During 2015 Adidas signed a deal with musician star Kanye West who is hugely admired by many for his music and clothing line. His ‘Yeezy trainers’ are somewhat special because you’re unable to buy them normally like you would with other branded shoes. Instead you need to line up at a given time like it shows above at 9am, as there is a limited amount available. It is clear that the ‘Scarcity Principle’ is being applied because consumers have to follow specific guidelines in order to buy these trainers. Therefore this makes the trainers much more desirable no matter the price, due to scarce level of ways in purchasing them. One would argue because a celebrity designs the trainers it stimulates fans and shoppers to be imbibed by conspicuous consumption, even if the money paid is past its value.

Rene Girard was a French historian, who designed the Mimetic Theory (Woody Belangia, 2015); he believed that

“based on the observable tendency of human beings to subconsciously imitate others and the extension of this mimesis to the realm of desire.”

Marilyn Monroe in 1950’s was considered one of the sexiest females in America. She took part in an advert for Tru-Glo makeup in 1953. A majority of American men in the 50’s idolized Monroe for her physique and appearance. This is a prime example that can be referred to Girard’s theory, women across the world would want to instinctively buy this make up and it would be Monroe who was responsible. This wasn’t because of the brands quality and ingredients, but because women had aspired to be and look like her. This impression draws their ‘desire’ to buying the make-up, similar to the previous advert with Kanye West’s shoes and how a famous icon can create an impact on someone’s perception on purchasing something.
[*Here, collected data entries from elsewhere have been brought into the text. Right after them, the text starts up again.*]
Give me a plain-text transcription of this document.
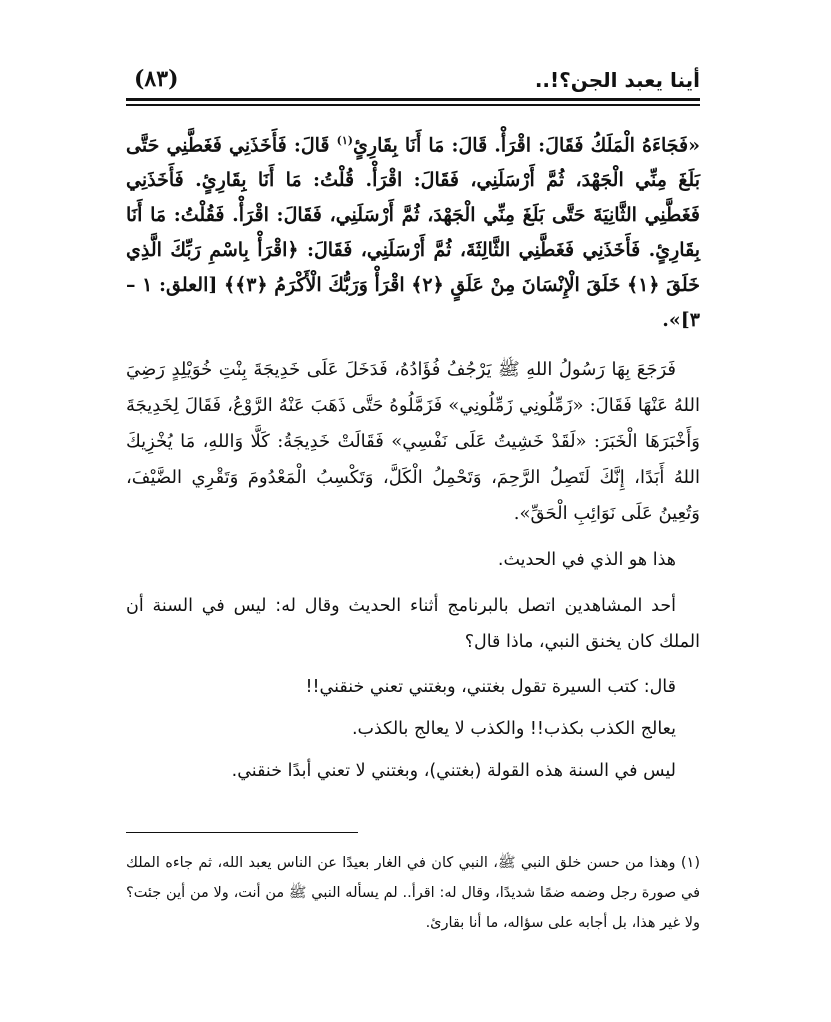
أينا يعبد الجن؟!..
(٨٣)
«فَجَاءَهُ الْمَلَكُ فَقَالَ: اقْرَأْ. قَالَ: مَا أَنَا بِقَارِئٍ$^{(١)}$ قَالَ: فَأَخَذَنِي فَغَطَّنِي حَتَّى بَلَغَ مِنِّي الْجَهْدَ، ثُمَّ أَرْسَلَنِي، فَقَالَ: اقْرَأْ. قُلْتُ: مَا أَنَا بِقَارِئٍ. فَأَخَذَنِي فَغَطَّنِي الثَّانِيَةَ حَتَّى بَلَغَ مِنِّي الْجَهْدَ، ثُمَّ أَرْسَلَنِي، فَقَالَ: اقْرَأْ. فَقُلْتُ: مَا أَنَا بِقَارِئٍ. فَأَخَذَنِي فَغَطَّنِي الثَّالِثَةَ، ثُمَّ أَرْسَلَنِي، فَقَالَ: ﴿اقْرَأْ بِاسْمِ رَبِّكَ الَّذِي خَلَقَ ﴿١﴾ خَلَقَ الْإِنْسَانَ مِنْ عَلَقٍ ﴿٢﴾ اقْرَأْ وَرَبُّكَ الْأَكْرَمُ ﴿٣﴾﴾ [العلق: ١ – ٣]».
فَرَجَعَ بِهَا رَسُولُ اللهِ ﷺ يَرْجُفُ فُؤَادُهُ، فَدَخَلَ عَلَى خَدِيجَةَ بِنْتِ خُوَيْلِدٍ رَضِيَ اللهُ عَنْهَا فَقَالَ: «زَمِّلُونِي زَمِّلُونِي» فَزَمَّلُوهُ حَتَّى ذَهَبَ عَنْهُ الرَّوْعُ، فَقَالَ لِخَدِيجَةَ وَأَخْبَرَهَا الْخَبَرَ: «لَقَدْ خَشِيتُ عَلَى نَفْسِي» فَقَالَتْ خَدِيجَةُ: كَلَّا وَاللهِ، مَا يُخْزِيكَ اللهُ أَبَدًا، إِنَّكَ لَتَصِلُ الرَّحِمَ، وَتَحْمِلُ الْكَلَّ، وَتَكْسِبُ الْمَعْدُومَ وَتَقْرِي الضَّيْفَ، وَتُعِينُ عَلَى نَوَائِبِ الْحَقِّ».
هذا هو الذي في الحديث.
أحد المشاهدين اتصل بالبرنامج أثناء الحديث وقال له: ليس في السنة أن الملك كان يخنق النبي، ماذا قال؟
قال: كتب السيرة تقول بغتني، وبغتني تعني خنقني!!
يعالج الكذب بكذب!! والكذب لا يعالج بالكذب.
ليس في السنة هذه القولة (بغتني)، وبغتني لا تعني أبدًا خنقني.
(١) وهذا من حسن خلق النبي ﷺ، النبي كان في الغار بعيدًا عن الناس يعبد الله، ثم جاءه الملك في صورة رجل وضمه ضمًا شديدًا، وقال له: اقرأ.. لم يسأله النبي ﷺ من أنت، ولا من أين جئت؟ ولا غير هذا، بل أجابه على سؤاله، ما أنا بقارئ.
Consumer’s consumption is a theory that has continued to grow over the years, starting from the 1950’s to 2016 you can see that adverts use them throughout. Companies have learnt to use advertising mischievously, where a consumer is unaware that they’re being controlled by brands. The power and growth of the media has helped companies use consumer consumption more effectively because shoppers are surrounded by advertisements.

Packard Vance (2000) The social construct. Available at: (Accessed: 4 April 2016).
Investopedia (2016) Scarcity Principle. Available at: (Accessed: 5 April 2016).  
Woody Belangia (2015) What is Mimetic Theory? Available at: (Accessed: 7 April 2016).